Kepala Kanwil Kemenkum Gorontalo Raymond J.H. Takasenseran saat memberikan sambutan dalam Rapat Koordinasi Majelis Pengawas Wilayah Notaris (MPWN) dan Majelis Pengawas Daerah Notaris (MPDN) se-Provinsi Gorontalo di Aston Gorontalo Hotel & Convention Center, Rabu.

Gorontalo – Kantor Wilayah Kementerian Hukum Gorontalo memperkuat pengawasan dan pembinaan notaris melalui optimalisasi pemeriksaan protokol sebagai upaya mencegah pelanggaran sekaligus memberikan perlindungan hukum kepada masyarakat.

Penguatan tersebut dibahas dalam Rapat Koordinasi Majelis Pengawas Wilayah Notaris (MPWN) dan Majelis Pengawas Daerah Notaris (MPDN) se-Provinsi Gorontalo di Aston Gorontalo Hotel & Convention Center, Rabu.

Kepala Kanwil Kemenkum Gorontalo Raymond J.H. Takasenseran mengatakan pengawasan terhadap notaris harus ditempatkan sebagai bagian dari pembinaan dan pencegahan, bukan sekadar untuk menemukan kesalahan.

“Fungsi pengawasan bukan untuk mencari-cari kesalahan notaris, tetapi menjadi instrumen pembinaan dan pencegahan agar notaris menjalankan tugas secara tertib dan berintegritas,” kata Raymond.

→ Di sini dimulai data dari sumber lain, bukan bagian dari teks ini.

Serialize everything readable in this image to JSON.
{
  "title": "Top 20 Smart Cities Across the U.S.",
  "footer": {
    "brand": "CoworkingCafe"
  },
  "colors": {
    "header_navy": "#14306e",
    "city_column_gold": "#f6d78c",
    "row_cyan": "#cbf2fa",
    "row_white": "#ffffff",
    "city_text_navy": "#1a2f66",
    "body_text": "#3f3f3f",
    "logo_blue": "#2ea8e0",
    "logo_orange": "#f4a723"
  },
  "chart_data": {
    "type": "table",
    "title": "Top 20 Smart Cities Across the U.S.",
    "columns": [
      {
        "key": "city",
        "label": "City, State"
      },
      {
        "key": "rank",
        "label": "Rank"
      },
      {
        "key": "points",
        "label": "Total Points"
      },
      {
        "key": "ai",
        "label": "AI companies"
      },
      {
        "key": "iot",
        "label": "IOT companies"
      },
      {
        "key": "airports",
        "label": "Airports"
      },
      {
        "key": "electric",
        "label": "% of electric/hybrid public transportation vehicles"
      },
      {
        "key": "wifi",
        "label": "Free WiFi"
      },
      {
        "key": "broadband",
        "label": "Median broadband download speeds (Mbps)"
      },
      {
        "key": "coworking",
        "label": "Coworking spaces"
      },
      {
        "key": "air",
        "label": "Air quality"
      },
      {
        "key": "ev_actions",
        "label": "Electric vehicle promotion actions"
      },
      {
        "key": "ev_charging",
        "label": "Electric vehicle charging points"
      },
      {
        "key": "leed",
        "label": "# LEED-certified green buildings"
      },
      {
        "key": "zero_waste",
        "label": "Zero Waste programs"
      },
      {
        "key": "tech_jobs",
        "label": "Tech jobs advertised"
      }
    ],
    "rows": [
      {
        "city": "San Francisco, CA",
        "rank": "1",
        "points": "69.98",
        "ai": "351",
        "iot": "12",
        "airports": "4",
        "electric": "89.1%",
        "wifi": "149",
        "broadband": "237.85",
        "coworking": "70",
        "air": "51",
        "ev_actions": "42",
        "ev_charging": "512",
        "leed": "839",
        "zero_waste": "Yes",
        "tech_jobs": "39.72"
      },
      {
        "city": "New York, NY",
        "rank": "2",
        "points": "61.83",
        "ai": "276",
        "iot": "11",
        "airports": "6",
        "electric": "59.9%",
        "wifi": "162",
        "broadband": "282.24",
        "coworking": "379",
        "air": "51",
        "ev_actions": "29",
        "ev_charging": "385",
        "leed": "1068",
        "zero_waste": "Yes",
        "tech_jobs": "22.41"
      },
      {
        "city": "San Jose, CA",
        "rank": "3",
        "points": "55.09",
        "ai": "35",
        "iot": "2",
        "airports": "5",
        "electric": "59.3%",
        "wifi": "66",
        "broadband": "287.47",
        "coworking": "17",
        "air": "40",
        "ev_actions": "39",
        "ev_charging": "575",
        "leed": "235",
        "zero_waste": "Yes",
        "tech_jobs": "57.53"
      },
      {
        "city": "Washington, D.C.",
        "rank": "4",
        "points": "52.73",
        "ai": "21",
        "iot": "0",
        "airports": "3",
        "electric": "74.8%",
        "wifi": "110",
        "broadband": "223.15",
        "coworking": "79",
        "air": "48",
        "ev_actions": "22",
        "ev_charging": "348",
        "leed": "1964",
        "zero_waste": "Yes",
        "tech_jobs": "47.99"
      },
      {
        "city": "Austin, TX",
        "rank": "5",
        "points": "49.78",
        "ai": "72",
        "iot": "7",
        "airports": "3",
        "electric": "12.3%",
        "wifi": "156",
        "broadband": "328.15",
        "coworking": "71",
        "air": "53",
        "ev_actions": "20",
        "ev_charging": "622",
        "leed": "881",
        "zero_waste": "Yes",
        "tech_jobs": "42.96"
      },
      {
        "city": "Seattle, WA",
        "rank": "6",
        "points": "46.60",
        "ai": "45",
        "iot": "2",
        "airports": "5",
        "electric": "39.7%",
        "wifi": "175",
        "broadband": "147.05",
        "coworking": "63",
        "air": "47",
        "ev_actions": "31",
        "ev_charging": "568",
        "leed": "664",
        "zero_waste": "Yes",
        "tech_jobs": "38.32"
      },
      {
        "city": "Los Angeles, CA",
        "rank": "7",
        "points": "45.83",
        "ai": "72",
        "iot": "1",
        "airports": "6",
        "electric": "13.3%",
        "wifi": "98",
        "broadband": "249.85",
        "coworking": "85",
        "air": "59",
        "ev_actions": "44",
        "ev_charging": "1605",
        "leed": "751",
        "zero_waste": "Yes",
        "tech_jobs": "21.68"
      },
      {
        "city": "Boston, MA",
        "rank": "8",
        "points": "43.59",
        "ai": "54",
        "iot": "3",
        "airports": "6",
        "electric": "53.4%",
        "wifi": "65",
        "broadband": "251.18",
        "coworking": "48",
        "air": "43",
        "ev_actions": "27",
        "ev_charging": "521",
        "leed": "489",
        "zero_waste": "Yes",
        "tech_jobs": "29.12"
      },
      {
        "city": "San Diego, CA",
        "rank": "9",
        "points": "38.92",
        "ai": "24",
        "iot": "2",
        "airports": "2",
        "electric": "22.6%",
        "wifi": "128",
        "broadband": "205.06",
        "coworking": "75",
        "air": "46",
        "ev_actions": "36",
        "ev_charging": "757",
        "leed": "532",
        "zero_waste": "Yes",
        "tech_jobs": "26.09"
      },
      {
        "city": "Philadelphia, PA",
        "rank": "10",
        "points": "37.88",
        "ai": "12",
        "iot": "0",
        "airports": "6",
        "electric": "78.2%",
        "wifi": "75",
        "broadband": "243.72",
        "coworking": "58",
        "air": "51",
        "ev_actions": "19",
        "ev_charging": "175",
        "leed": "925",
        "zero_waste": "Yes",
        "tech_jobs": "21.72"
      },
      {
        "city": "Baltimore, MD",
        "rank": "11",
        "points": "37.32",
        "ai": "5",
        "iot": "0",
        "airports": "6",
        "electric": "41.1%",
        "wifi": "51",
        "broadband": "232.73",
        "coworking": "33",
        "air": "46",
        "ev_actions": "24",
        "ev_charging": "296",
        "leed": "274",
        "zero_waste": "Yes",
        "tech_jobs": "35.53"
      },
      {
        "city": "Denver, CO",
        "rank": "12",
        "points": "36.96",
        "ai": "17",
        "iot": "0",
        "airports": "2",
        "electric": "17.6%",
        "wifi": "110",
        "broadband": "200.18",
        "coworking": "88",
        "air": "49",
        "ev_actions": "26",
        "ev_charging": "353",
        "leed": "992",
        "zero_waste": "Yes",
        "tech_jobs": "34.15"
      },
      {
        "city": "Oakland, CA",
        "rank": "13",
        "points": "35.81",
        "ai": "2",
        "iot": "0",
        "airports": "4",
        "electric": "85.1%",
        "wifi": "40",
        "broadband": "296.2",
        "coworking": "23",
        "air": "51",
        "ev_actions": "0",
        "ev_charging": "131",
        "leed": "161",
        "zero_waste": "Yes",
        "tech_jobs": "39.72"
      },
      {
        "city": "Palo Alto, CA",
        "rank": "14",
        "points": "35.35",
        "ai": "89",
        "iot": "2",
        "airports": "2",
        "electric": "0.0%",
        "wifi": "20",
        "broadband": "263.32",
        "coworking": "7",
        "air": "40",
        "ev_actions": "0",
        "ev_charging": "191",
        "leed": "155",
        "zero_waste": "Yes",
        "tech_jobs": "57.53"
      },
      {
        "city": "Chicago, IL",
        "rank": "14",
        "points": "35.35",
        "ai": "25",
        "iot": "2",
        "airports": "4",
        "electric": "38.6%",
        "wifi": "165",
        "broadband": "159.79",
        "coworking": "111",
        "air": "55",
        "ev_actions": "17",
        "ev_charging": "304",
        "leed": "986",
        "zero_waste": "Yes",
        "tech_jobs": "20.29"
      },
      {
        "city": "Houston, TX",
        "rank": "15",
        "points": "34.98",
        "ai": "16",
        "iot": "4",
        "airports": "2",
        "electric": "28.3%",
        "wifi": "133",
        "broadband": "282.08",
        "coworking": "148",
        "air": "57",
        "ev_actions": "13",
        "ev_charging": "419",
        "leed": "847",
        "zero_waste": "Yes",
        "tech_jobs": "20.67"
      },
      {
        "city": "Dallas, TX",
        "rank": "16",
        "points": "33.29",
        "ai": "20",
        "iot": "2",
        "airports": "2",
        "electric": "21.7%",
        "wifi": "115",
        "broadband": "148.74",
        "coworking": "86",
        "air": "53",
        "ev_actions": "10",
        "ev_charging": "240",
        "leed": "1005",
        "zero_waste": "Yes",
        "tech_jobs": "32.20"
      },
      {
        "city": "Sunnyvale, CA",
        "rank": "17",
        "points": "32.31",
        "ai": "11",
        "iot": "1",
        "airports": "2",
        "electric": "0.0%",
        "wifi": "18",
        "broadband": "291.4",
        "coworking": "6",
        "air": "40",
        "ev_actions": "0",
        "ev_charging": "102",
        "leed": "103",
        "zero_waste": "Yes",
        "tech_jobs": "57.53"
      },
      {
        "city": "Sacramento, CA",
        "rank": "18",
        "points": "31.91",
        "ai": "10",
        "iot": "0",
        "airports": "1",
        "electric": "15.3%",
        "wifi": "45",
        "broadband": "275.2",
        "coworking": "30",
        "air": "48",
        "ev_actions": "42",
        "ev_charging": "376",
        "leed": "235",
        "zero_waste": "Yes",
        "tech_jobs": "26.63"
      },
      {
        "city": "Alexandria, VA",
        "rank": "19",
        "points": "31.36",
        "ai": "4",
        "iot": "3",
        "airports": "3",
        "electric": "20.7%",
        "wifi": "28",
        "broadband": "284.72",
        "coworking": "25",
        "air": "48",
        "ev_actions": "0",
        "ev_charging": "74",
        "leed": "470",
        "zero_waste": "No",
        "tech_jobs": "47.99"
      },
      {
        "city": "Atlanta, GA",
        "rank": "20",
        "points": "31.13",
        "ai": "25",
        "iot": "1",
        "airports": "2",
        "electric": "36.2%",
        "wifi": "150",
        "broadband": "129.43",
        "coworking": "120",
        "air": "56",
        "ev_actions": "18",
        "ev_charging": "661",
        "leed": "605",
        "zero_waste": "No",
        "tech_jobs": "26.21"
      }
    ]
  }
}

Ia menjelaskan, MPDN memiliki peran penting dalam memastikan pelaksanaan tugas notaris berjalan sesuai ketentuan. Saat ini terdapat 81 notaris aktif yang tersebar di enam kabupaten/kota di Provinsi Gorontalo.

Raymond juga mengapresiasi penyelesaian pemeriksaan berkala protokol terhadap seluruh notaris aktif di Provinsi Gorontalo yang dilaksanakan pada akhir Juli hingga Agustus 2026. Menurutnya, pemeriksaan tersebut menjadi bagian penting dalam menjaga kualitas pelayanan dan kepastian hukum bagi masyarakat.

Rakor yang diikuti 112 peserta tersebut menghadirkan sejumlah narasumber, antara lain Darwin Suntje Pakaya dari Direktorat Reserse Kriminal Umum Polda Gorontalo yang membahas sinergi notaris dalam penanganan tindak pidana. Wakil Ketua MPPN H. Dhody A.R. Widjajaatmadja juga memberikan materi secara daring mengenai perlindungan hukum masyarakat dalam pembuatan perjanjian melalui akta autentik.

Selain aspek pengawasan kenotariatan, peserta memperoleh sosialisasi mengenai jaminan sosial ketenagakerjaan dari Kepala BPJS Ketenagakerjaan Gorontalo Sanco Simanulang sebagai bagian dari upaya memperkuat perlindungan terhadap ekosistem profesi notaris.

Kegiatan kemudian dilanjutkan dengan Focus Group Discussion (FGD) yang membagi peserta ke dalam tiga kelompok kerja untuk mengevaluasi pelaksanaan pengawasan serta merumuskan solusi terhadap berbagai persoalan kenotariatan.

Melalui koordinasi tersebut, Kanwil Kemenkum Gorontalo mendorong pengawasan notaris yang semakin terukur dan berkelanjutan guna memperkuat profesionalisme notaris serta memastikan masyarakat memperoleh kepastian dan perlindungan hukum.